Spring Fever is Coming

Filed in Sports Recent by July 30, 2016

By Harley Walden

Harley Walden, racing coloumnist

Harley Walden, racing coloumnist

SPRING, it’s that magical time of the year that the landscape breaks into new life, the native flowers in the bush the blossoms in the garden.

It is when the young at heart of all ages feel part of life and that time of year that us oldies start to discard those winter woollies.

While spring is welcomed by all there is one group in our society that feels the quickening of the pulse, the racegoers.

For the followers of the turf the word Spring has its own associations, the beginning of the new racing season, the arrival of the new young two year-olds, the return of the top class horses from the winter spelling paddocks and the first of the classic races leading up to the Spring Carnival in our two great cities Sydney and Melbourne with garden beds in full bloom.

This is Spring.

For the Australian racegoer the Spring Carnival brings with it a great sense of being part of our history and tradition knowing for the past 150 years other followers of the sport have had the same feeling and felt the same excitement.
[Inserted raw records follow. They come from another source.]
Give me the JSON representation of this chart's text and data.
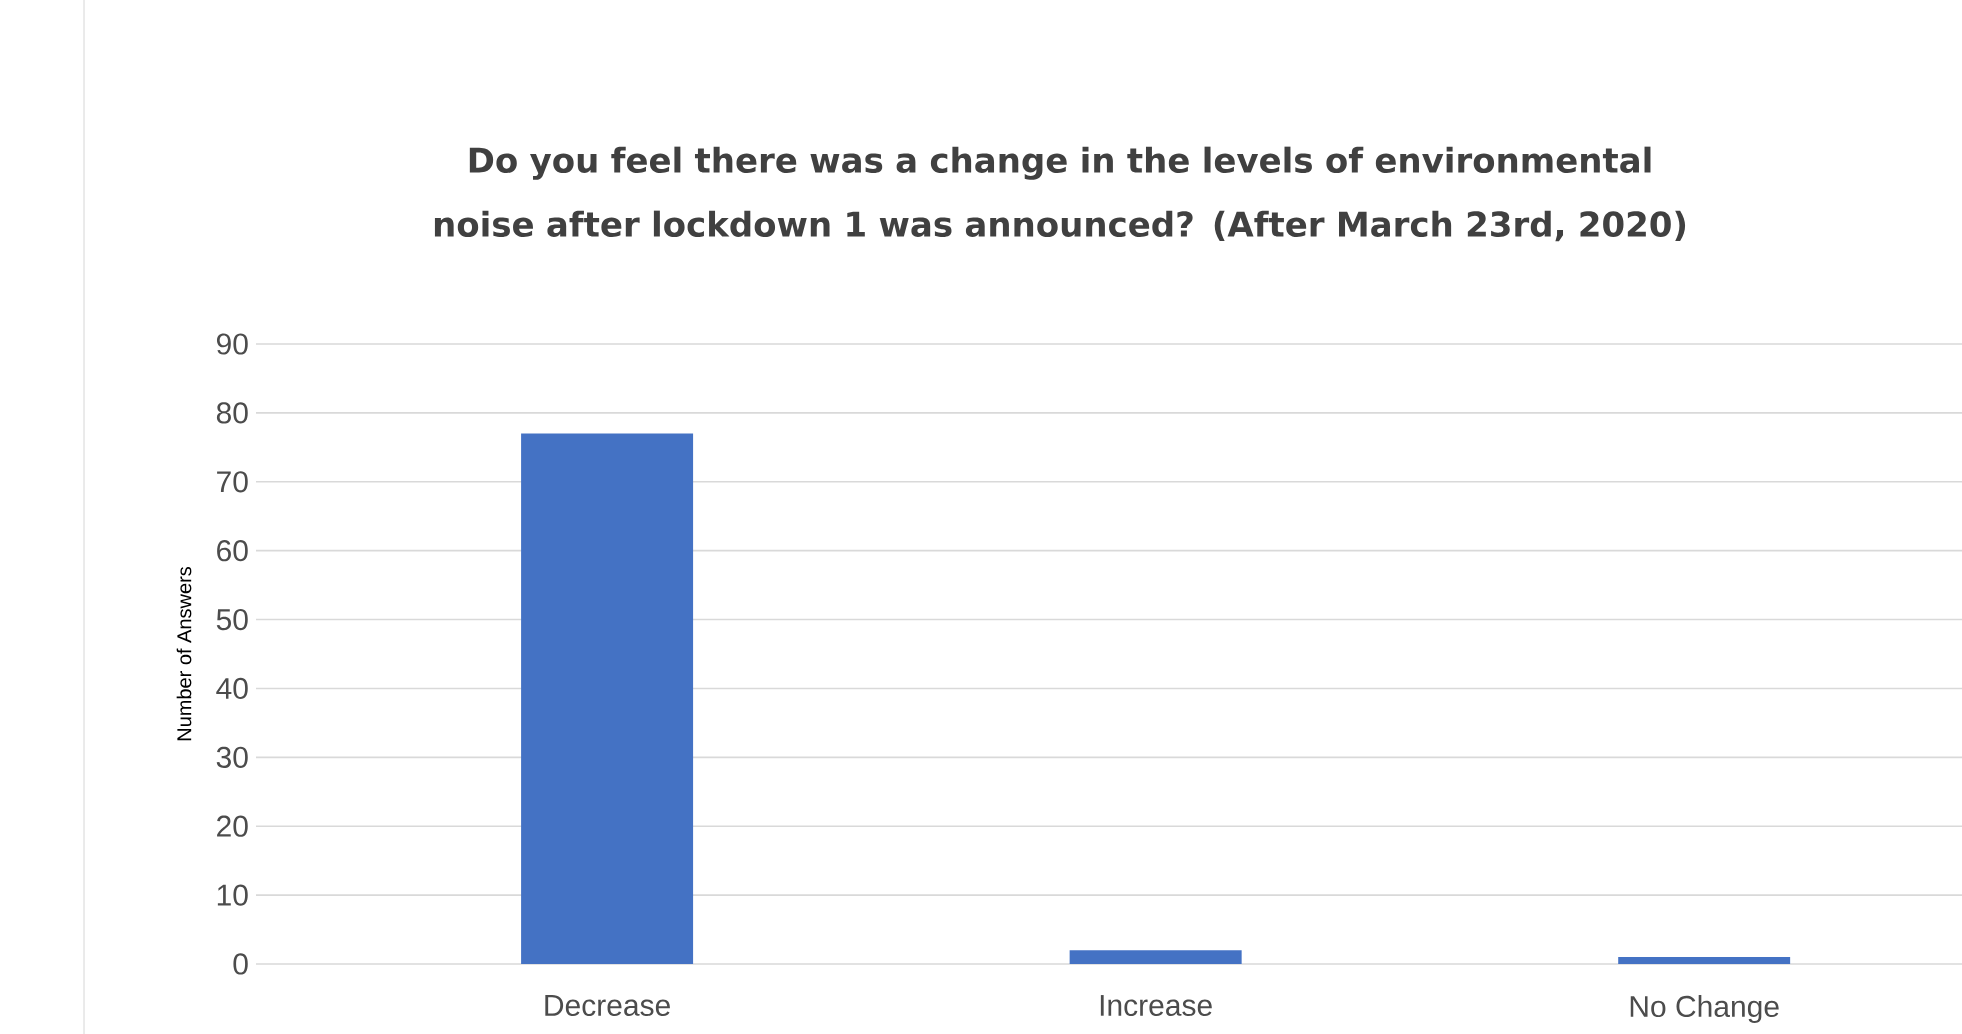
{
  "chart_data": {
    "type": "bar",
    "title": "Do you feel there was a change in the levels of environmental noise after lockdown 1 was announced? (After March 23rd, 2020)",
    "ylabel": "Number of Answers",
    "categories": [
      "Decrease",
      "Increase",
      "No Change"
    ],
    "values": [
      77,
      2,
      1
    ],
    "color": "#4472c4",
    "ylim": [
      0,
      90
    ],
    "yticks": [
      0,
      10,
      20,
      30,
      40,
      50,
      60,
      70,
      80,
      90
    ],
    "grid": "y"
  }
}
Knowing that as the horses are saddled in the enclosure that this is the very same scene when The Barb, Trident, Poseidon, Gloaming ,Phar Lap, Peter Pan, Shannon, Bernborough, Flight, Tulloch, Kingston Town, Gunsynd were all parading here enhancing the lists of the same historic races – the Breeders and Gimcrack Stakes – the Spring Champion Stakes – the Epsom and Metropolitan Handicap and, before it moved to the Autumn, the AJC Derby.

Having laid the platform I thought we might look back at one or two of the spring meetings in our racing history and recapture some of that spring feeling.

The 1920’s was one of the great decades of Australian racing, the atmosphere of the of the post-war years and a succession of champion racehorses brought some of the biggest crowds ever seen on Australian racecourses.

The Spring meetings each year seemed to have additional interest as in turn came such horses as Poitrel, Gloaming, Beauford, Heroic, Manfred and Limerick.

The weather obliged with a perfect spring day at Randwick in October 1929 bringing out 78,000 racegoers to three crowded enclosures.

There was plenty of colour on show, but, the colours they were all watching for were those of Jim Pike the jockey – scarlet jacket and cap with black and white hooped sleeves – as he came out to mount his runner in the Derby.

This was the day that those who came to the races were to see Australia’s greatest racehorse win his first race at Randwick, the AJC Derby.

Phar Lap won in record time by 3½ lengths which set him on a career as our national racing legend.

Little did those know who were there to see Phar Lap win the Derby, that this was to be the last of the carefree spring carnivals of the twenties, for within three weeks on 25 October 1929 came the New York stock market crash on Wall Street, ushering in the Depression which was to so greatly affect everyone’s lives.

Phar Lap’s spring carnival was to become one of the special markers in our national history.

1946 was the first Spring Carnival after the end of the war, Sydney, after years of war time restrictions and with the servicemen and women back home was ready for a day out and a return to some of the joys of life.

The followers of the equine parade had their interest on the Randwick saddling paddock, especially the Epsom Handicap for the No 1 saddlecloth which was carried by one of the most brilliant gallopers of the day and one of the real stars of the spring carnival, Shannon.

Shannon was to be ridden by Darby Munro who many would say was Australia’s best horsemen.

Racegoers love a champion, when they are running everything has that extra sense of excitement.

When he went to the barrier Shannon was odds on favourite.

What was to make this Spring Carnival so memorable took place in a little over one and a half minutes of the running of the Epsom Handicap, for when the field was sent away by the starter Shannon was left about 10 lengths behind the field.

What happened then is considered by many to be one of the greatest performances by horse and jockey in Australia’s racing history.

Munro set off after the field and “in one of the greatest exhibitions of riding I have ever seen” (J.B. Donohue, Chairman of Stewards)

Shannon failed to catch the winner Blue Legend by a short head.

Those who were there to see this race would ever after wonder would they see such a spring carnival as that of 1946.